Charles Lamb is the perfector of the literary type of essay - essays personal, subjective and literary.
Charles Lamb

      Lamb is also a lover of the lower animals-beasts and fish which are presented with a new flavor. Lastly, no man ever spoke in print more intimately than Lamb. It is the man Lamb-not the individual but Lamb as connected with his numerous friends and objects of London, that is the chief subject of the essay. Thus the essays of Lamb have the charm and aroma of delightful self-revelations. There is no strain of vulgarity vanity or egotism in his essays. He does not sentimentalize but only poetizes his memory. He always takes the readers into confidence, establishes the bond of sympathy with them and speaks with an engaging frankness, mingling fact with fiction and thus making the essay an interesting work of art. The Essays of Elia are autobiographical fragments. It is possible to reconstruct with little difficulty the inner as well as outer life of Lamb. This intimate, personal note of the essay is Lamb's main contribution to the English essay and it takes us back to the method of Montaigne, the father of the essay. To quote Albert, "No essayist is more egoistical than Lamb; but no egoist can be so artless and yet so artful, so tearful and yet so mirthful, pedantic and yet so humane."

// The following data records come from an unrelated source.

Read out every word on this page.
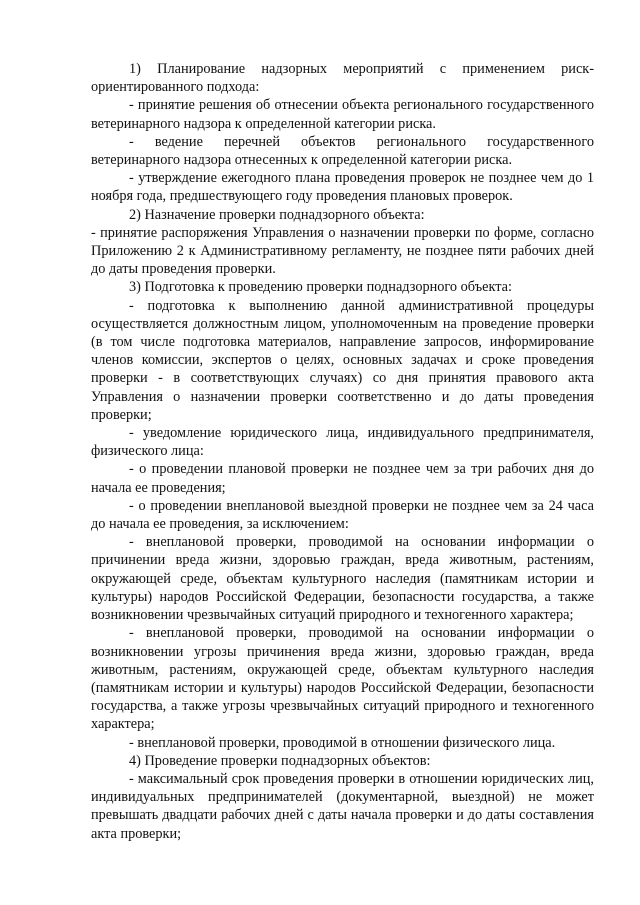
1) Планирование надзорных мероприятий с применением риск-ориентированного подхода:

- принятие решения об отнесении объекта регионального государственного ветеринарного надзора к определенной категории риска.

- ведение перечней объектов регионального государственного ветеринарного надзора отнесенных к определенной категории риска.

- утверждение ежегодного плана проведения проверок не позднее чем до 1 ноября года, предшествующего году проведения плановых проверок.

2) Назначение проверки поднадзорного объекта:

- принятие распоряжения Управления о назначении проверки по форме, согласно Приложению 2 к Административному регламенту, не позднее пяти рабочих дней до даты проведения проверки.

3) Подготовка к проведению проверки поднадзорного объекта:

- подготовка к выполнению данной административной процедуры осуществляется должностным лицом, уполномоченным на проведение проверки (в том числе подготовка материалов, направление запросов, информирование членов комиссии, экспертов о целях, основных задачах и сроке проведения проверки - в соответствующих случаях) со дня принятия правового акта Управления о назначении проверки соответственно и до даты проведения проверки;

- уведомление юридического лица, индивидуального предпринимателя, физического лица:

- о проведении плановой проверки не позднее чем за три рабочих дня до начала ее проведения;

- о проведении внеплановой выездной проверки не позднее чем за 24 часа до начала ее проведения, за исключением:

- внеплановой проверки, проводимой на основании информации о причинении вреда жизни, здоровью граждан, вреда животным, растениям, окружающей среде, объектам культурного наследия (памятникам истории и культуры) народов Российской Федерации, безопасности государства, а также возникновении чрезвычайных ситуаций природного и техногенного характера;

- внеплановой проверки, проводимой на основании информации о возникновении угрозы причинения вреда жизни, здоровью граждан, вреда животным, растениям, окружающей среде, объектам культурного наследия (памятникам истории и культуры) народов Российской Федерации, безопасности государства, а также угрозы чрезвычайных ситуаций природного и техногенного характера;

- внеплановой проверки, проводимой в отношении физического лица.

4) Проведение проверки поднадзорных объектов:

- максимальный срок проведения проверки в отношении юридических лиц, индивидуальных предпринимателей (документарной, выездной) не может превышать двадцати рабочих дней с даты начала проверки и до даты составления акта проверки;
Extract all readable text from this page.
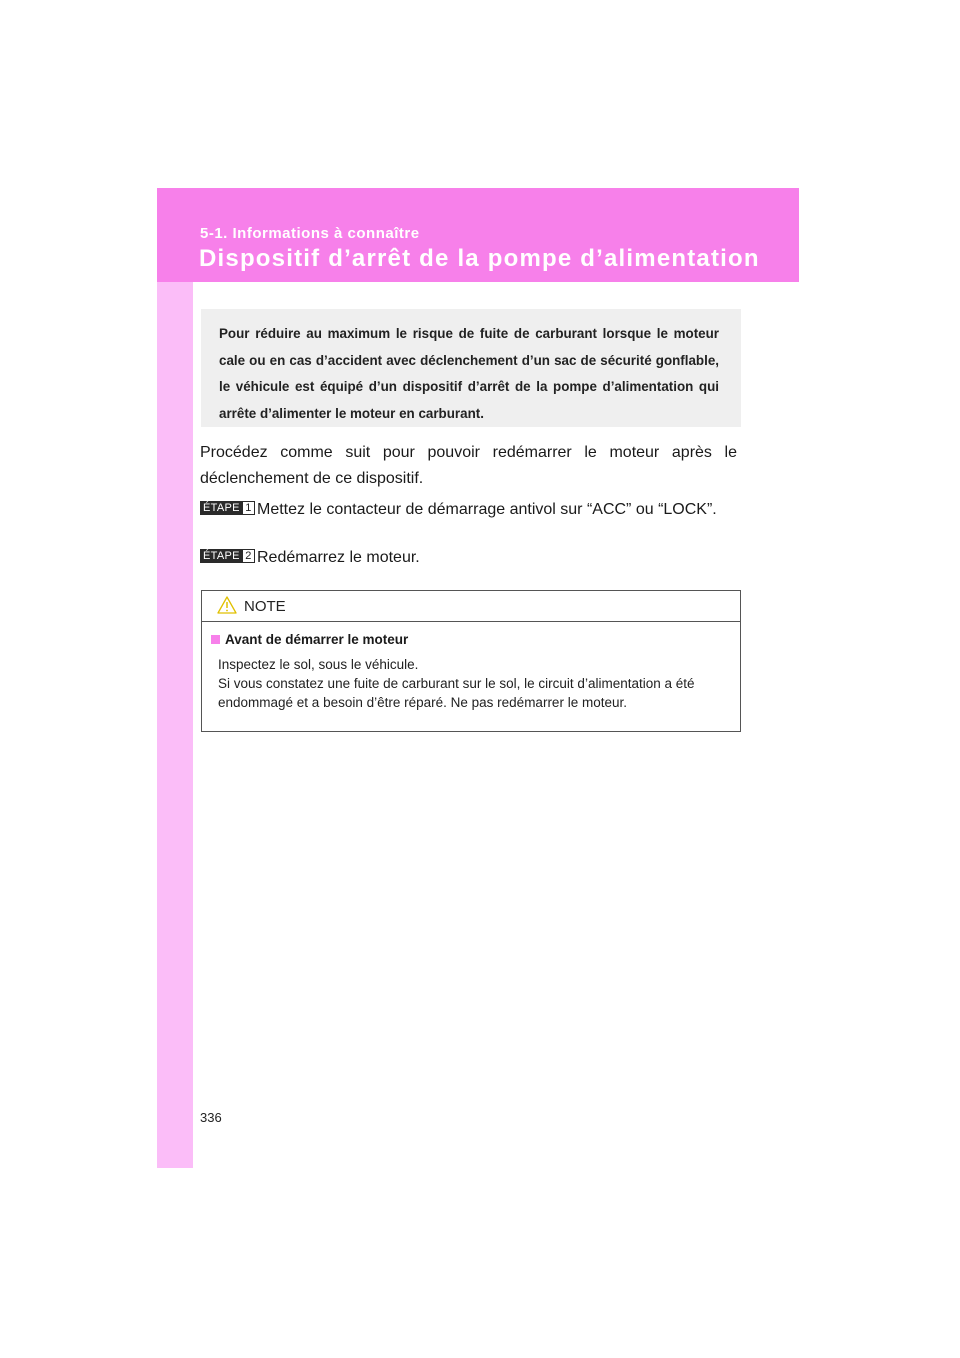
5-1. Informations à connaître
Dispositif d’arrêt de la pompe d’alimentation

Pour réduire au maximum le risque de fuite de carburant lorsque le moteur cale ou en cas d’accident avec déclenchement d’un sac de sécurité gonflable, le véhicule est équipé d’un dispositif d’arrêt de la pompe d’alimentation qui arrête d’alimenter le moteur en carburant.

Procédez comme suit pour pouvoir redémarrer le moteur après le déclenchement de ce dispositif.

ÉTAPE 1 Mettez le contacteur de démarrage antivol sur “ACC” ou “LOCK”.

ÉTAPE 2 Redémarrez le moteur.

NOTE
Avant de démarrer le moteur
Inspectez le sol, sous le véhicule.
Si vous constatez une fuite de carburant sur le sol, le circuit d’alimentation a été endommagé et a besoin d’être réparé. Ne pas redémarrer le moteur.
336
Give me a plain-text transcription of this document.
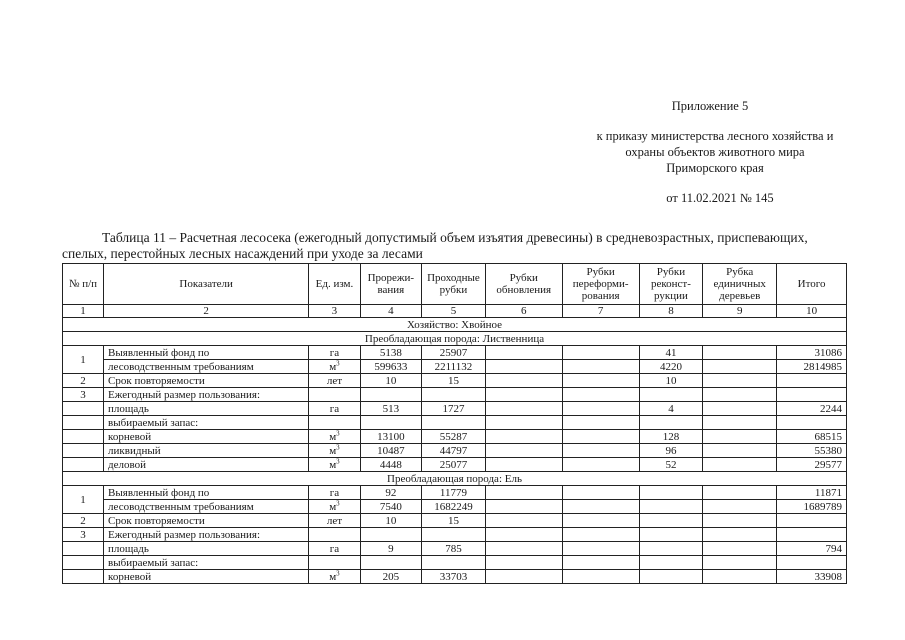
Приложение 5
к приказу министерства лесного хозяйства и
охраны объектов животного мира
Приморского края
от 11.02.2021 № 145
Таблица 11 – Расчетная лесосека (ежегодный допустимый объем изъятия древесины) в средневозрастных, приспевающих, спелых, перестойных лесных насаждений при уходе за лесами
№ п/п	Показатели	Ед. изм.	Прорежи-вания	Проходные рубки	Рубки обновления	Рубки переформи-рования	Рубки реконст-рукции	Рубка единичных деревьев	Итого
1	2	3	4	5	6	7	8	9	10
Хозяйство: Хвойное									
Преобладающая порода: Лиственница									
1	Выявленный фонд по	га	5138	25907			41		31086
	лесоводственным требованиям	$м^3$	599633	2211132			4220		2814985
2	Срок повторяемости	лет	10	15			10		
3	Ежегодный размер пользования:								
	площадь	га	513	1727			4		2244
	выбираемый запас:								
	корневой	$м^3$	13100	55287			128		68515
	ликвидный	$м^3$	10487	44797			96		55380
	деловой	$м^3$	4448	25077			52		29577
Преобладающая порода: Ель									
1	Выявленный фонд по	га	92	11779					11871
	лесоводственным требованиям	$м^3$	7540	1682249					1689789
2	Срок повторяемости	лет	10	15					
3	Ежегодный размер пользования:								
	площадь	га	9	785					794
	выбираемый запас:								
	корневой	$м^3$	205	33703					33908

      Among the literary characteristics of Lamb are his imagination of a poet, inimitable humor that is a blend of laughter and tears (called rainbow humor and his individualistic style, which ranges from the plain, businesslike and conversational to the most colored, musical and poetical. The essays show the lively imagination and amiable personality of Lamb. They are filled with humor and humanity. Among his essays, mention may be made of Dream Children, The Superannuated Man, Oxford in the Vacation, The Old Schoolmaster and the New, My Relatives, The two Races of Man etc. These are superb works of art.

      Charles Lamb is the perfector of the literary type of essay - essays personal, subjective and literary. In the romantic age, subjective essays came to be written. Leigh Hunt in his Indicator revived the manner, style and quiet narrative of Steele. Hazlitt in his Table Talk and The Spirit of the Age, and Jeffrey in the Edinburgh Revie took to literary criticism and raised the standard of literary taste. Hazlitt's essays are characterized by a lucidity of style and frankness. Coleridge sometimes much more subtle than Lamb is a metaphysician. De Quincey is often too imaginative in his conceptions and florid in his style. Wordsworth is too busy in setting up his theory in imaginative prose of limpid lucidity. But Lamb is imaginative in setting and romantic. In his essays, there is the stamp of his loveable personality.

      Lamb's essays are confidential chatters; they are rich in autobiographical pathos and wide sympathy for humanity. Wit and humor light up all his essays. His style is a strange medley of Elizabethan conceits and seventeenth-century turns of expression yet it is intensely personal. He gives to the essays the quality of imagination. He unburdens his heart to the readers. But he does not egotize, nor does he sublimate himself into a great figure. He does not teach like Addison and admonish like Johnson. Addison's essays are intellectual; Lamb's essays are imaginative and subjective. A general confidential mood pervades the essays, Dream-Children. My Relations, Oxford in The Vacation, South Sea House, The Old Schoolmaster, and the new, The Two Races of Man are superb creations of subjective art. Lucas has rightly observed: "Lamb found the essay a comparatively frigid thing: he left it warm and flexible and companionable". But Lamb is an individual apart. To write like Lamb is indeed the surest way to literary disaster. His essays however influenced later writers like Stevenson, Chesterton, E. V. Lucas, A. G. Gardiner, etc.